I checked the bindings output, looks like I've used the exactly same class and function name, not sure where went wrong.

# /mnt/wasm/path/to/venv/bin/componentize-py -d ./wit/world.wit -w parse bindings tmp
root@a23ad5413a51:/mnt/wasm/parser_py# cat tmp/parse/
__init__.py  types.py
root@a23ad5413a51:/mnt/wasm/parser_py# cat tmp/parse/__init__.py
from typing import TypeVar, Generic, Union, Optional, Protocol, Tuple, List, Any, Self
from enum import Flag, Enum, auto
from dataclasses import dataclass
from abc import abstractmethod
import weakref

from .types import Result, Ok, Err, Some



class Parse(Protocol):

    @abstractmethod
    def parse(self, payload: bytes) -> bytes:
        raise NotImplementedError

Did I miss anything?

view this post on Zulip Joel Dice (Aug 14 2024 at 19:27):

It looks like you told componentize-py the module name is "parse", but the file name is lib.py. Can you try changing that to parse.py?

view this post on Zulip Joel Dice (Aug 14 2024 at 19:27):

actually, nevermind; try changing the module name you give componentize-py to lib instead

view this post on Zulip Joel Dice (Aug 14 2024 at 19:28):

There might be a conflict if the world name and the implementation module name are the same

view this post on Zulip Joel Dice (Aug 14 2024 at 19:28):

e.g. componentize-py -d ./wit/world.wit -w parse componentize -p ./src lib -o parser.wasm

view this post on Zulip Bo Liu (Aug 14 2024 at 19:29):

Thanks! oh, right, now I got a different err,

/mnt/wasm/path/to/venv/bin/componentize-py -d ./wit/world.wit -w parse componentize -p ./src -o parser.wasm lib
Traceback (most recent call last):
  File "/mnt/wasm/path/to/venv/bin/componentize-py", line 8, in <module>
    sys.exit(script())
             ^^^^^^^^
AssertionError: Traceback (most recent call last):
  File "/0/lib.py", line 1, in <module>
    import parser
ModuleNotFoundError: No module named 'parser'


Caused by:
    ModuleNotFoundError: No module named 'parser'

view this post on Zulip Joel Dice (Aug 14 2024 at 19:30):

hmm, I don't see lib in your command

view this post on Zulip Joel Dice (Aug 14 2024 at 19:30):

oops, there it is at the end

view this post on Zulip Bo Liu (Aug 14 2024 at 19:30):

at the very end, after -o parser.wasm ;)

view this post on Zulip Joel Dice (Aug 14 2024 at 19:31):

what is the import parser line for? It doesn't look like you're using it.
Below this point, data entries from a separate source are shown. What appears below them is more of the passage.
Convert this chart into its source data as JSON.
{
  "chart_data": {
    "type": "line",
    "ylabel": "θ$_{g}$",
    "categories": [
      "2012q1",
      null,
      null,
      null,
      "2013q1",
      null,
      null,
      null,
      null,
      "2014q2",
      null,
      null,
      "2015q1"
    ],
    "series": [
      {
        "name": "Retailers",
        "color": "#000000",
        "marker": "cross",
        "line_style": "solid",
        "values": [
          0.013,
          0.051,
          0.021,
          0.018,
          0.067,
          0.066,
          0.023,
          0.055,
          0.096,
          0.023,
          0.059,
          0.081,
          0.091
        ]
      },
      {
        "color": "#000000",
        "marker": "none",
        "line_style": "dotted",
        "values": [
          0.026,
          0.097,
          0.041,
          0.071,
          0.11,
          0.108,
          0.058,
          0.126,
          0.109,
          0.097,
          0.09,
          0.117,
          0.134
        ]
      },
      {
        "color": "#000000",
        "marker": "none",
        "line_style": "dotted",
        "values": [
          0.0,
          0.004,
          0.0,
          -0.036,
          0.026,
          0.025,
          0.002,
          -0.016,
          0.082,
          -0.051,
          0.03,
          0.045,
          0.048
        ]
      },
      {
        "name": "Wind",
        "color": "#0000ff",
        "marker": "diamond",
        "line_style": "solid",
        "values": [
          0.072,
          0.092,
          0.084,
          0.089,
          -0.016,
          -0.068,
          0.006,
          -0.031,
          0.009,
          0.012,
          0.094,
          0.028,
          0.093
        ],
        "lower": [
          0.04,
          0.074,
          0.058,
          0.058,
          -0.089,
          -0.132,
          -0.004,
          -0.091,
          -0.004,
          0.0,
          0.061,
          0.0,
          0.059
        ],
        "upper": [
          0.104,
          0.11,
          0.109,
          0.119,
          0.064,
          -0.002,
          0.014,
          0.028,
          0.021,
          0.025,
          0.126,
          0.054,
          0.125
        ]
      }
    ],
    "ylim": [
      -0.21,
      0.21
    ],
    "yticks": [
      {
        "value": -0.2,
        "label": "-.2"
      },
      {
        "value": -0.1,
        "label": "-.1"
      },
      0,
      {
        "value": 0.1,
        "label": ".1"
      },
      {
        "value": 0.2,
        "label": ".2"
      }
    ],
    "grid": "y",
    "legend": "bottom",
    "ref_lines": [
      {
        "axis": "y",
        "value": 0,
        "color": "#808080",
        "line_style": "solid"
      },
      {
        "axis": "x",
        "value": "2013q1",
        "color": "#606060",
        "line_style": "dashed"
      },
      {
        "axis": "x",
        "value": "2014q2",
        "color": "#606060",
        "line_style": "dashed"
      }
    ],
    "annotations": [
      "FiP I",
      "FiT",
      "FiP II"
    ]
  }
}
view this post on Zulip Joel Dice (Aug 14 2024 at 19:32):

ugh, I need to read better before I type; I see you're using the type parser.Parse

view this post on Zulip Bo Liu (Aug 14 2024 at 19:32):

right, trying to get parser.Parse, which is the def from world.wit

view this post on Zulip Joel Dice (Aug 14 2024 at 19:32):

shouldn't it be parse, not parser?

view this post on Zulip Bo Liu (Aug 14 2024 at 19:33):

hmm, maybe.
I thought it was named after package component:parser; part

view this post on Zulip Joel Dice (Aug 14 2024 at 19:34):

no, just the world name

view this post on Zulip Bo Liu (Aug 14 2024 at 19:34):

I see, now I got

y# /mnt/wasm/path/to/venv/bin/componentize-py -d ./wit/world.wit -w parse componentize -p ./src -o parser.wasm lib
Component built successfully

hooray

view this post on Zulip Bo Liu (Aug 14 2024 at 19:35):

Thank you so much!

view this post on Zulip Notification Bot (Sep 09 2024 at 12:18):

Till Schneidereit has marked this topic as resolved.